Senators who haven’t yet gotten their earmark requests tucked into the Senate Labor, Health and Human Services and Education appropriations bill were no doubt gladdened to hear yesterday that the deadline has been extended. That happy news came in an e-mail circulated on Capitol Hill yesterday from Senate Appropriation Committee aide Jeff Kratz. Now lawmakers have until May 4 to get those juicy pork barrel projects funded in the 2008 Labor/HHS/Education spending bill.
There is a revealing line in Kratz’s e-mail that bears comment: “As always, member offices will be responsible for complying with all applicable ethics rules and standards.” Sounds like a routine reminder to senators to abide by the rules, especially now that the new Democratic majority is cleaning up the “culture of corruption” left behind by the GOP, right? In fact, behind that otherwise innocuous sentence is the steadily ripening stench of a broken promise.
Remember right after the November elections when the Senate’s longtime “King of Pork,” Sen. Robert Byrd, D-W.Va., promised an “earmark moratorium” on 2007 spending? The moratorium was supposed to give the new Democratic majority time to pass the promised legislation that would shine needed light on the thousands of anonymous spending measures slipped into bills by senators and congressmen. Since Byrd was about to become Appropriations Committee chairman and was well-known for directing billions of dollars in earmarks to his home state, the moratorium was seen by many congressional reformers as an encouraging sign.
Now we find that not only has the moratorium on 2007 spending bill earmarks been forgotten, senators are in the process of larding up 2008 bills as well. Both the Senate and the House have passed earmark reforms, but the Democratic leadership in both chambers is taking its time in resolving differences between the two measures. So the rules Kratz reminds senators to follow are the same ones that were in place when the GOP sowed its culture of corruption. The more things change, the more they stay the same.
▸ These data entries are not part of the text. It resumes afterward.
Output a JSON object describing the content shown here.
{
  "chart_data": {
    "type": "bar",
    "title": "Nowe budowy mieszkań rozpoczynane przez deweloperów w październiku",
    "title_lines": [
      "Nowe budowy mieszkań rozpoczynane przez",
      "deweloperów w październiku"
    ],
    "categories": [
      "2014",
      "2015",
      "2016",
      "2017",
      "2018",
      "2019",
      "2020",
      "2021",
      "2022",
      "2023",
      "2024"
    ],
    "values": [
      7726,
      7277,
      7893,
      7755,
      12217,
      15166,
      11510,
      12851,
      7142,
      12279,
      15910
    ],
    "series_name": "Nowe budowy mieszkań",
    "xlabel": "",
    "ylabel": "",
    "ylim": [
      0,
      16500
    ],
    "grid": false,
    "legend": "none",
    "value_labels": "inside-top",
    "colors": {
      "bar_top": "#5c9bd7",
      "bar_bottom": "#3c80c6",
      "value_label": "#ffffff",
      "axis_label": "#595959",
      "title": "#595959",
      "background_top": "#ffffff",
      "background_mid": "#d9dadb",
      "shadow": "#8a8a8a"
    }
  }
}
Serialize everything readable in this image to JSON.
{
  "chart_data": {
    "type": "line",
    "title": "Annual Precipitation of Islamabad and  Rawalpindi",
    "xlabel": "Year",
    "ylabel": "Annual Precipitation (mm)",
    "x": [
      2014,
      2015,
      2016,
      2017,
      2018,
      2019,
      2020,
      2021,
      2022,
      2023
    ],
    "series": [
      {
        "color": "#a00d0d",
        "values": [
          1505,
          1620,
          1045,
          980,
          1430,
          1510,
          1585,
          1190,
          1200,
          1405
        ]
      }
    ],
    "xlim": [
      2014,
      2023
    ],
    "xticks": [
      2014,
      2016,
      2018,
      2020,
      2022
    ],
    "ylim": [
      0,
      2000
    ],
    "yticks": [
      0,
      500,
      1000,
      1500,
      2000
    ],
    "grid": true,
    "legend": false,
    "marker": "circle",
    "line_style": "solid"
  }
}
Meanwhile, on the House side, Rep. Jim Moran, D-Va., told The Hill last week that the $24 billion worth of pork barrel in the Iraq emergency supplemental funding bill “was put in by the leadership after we wrote the bill.” Now Moran says the pork “didn’t get us a single vote.” Moran’s candor points to another reason congressional Democrats need to rethink their strategy on earmarks before the odor becomes overwhelming.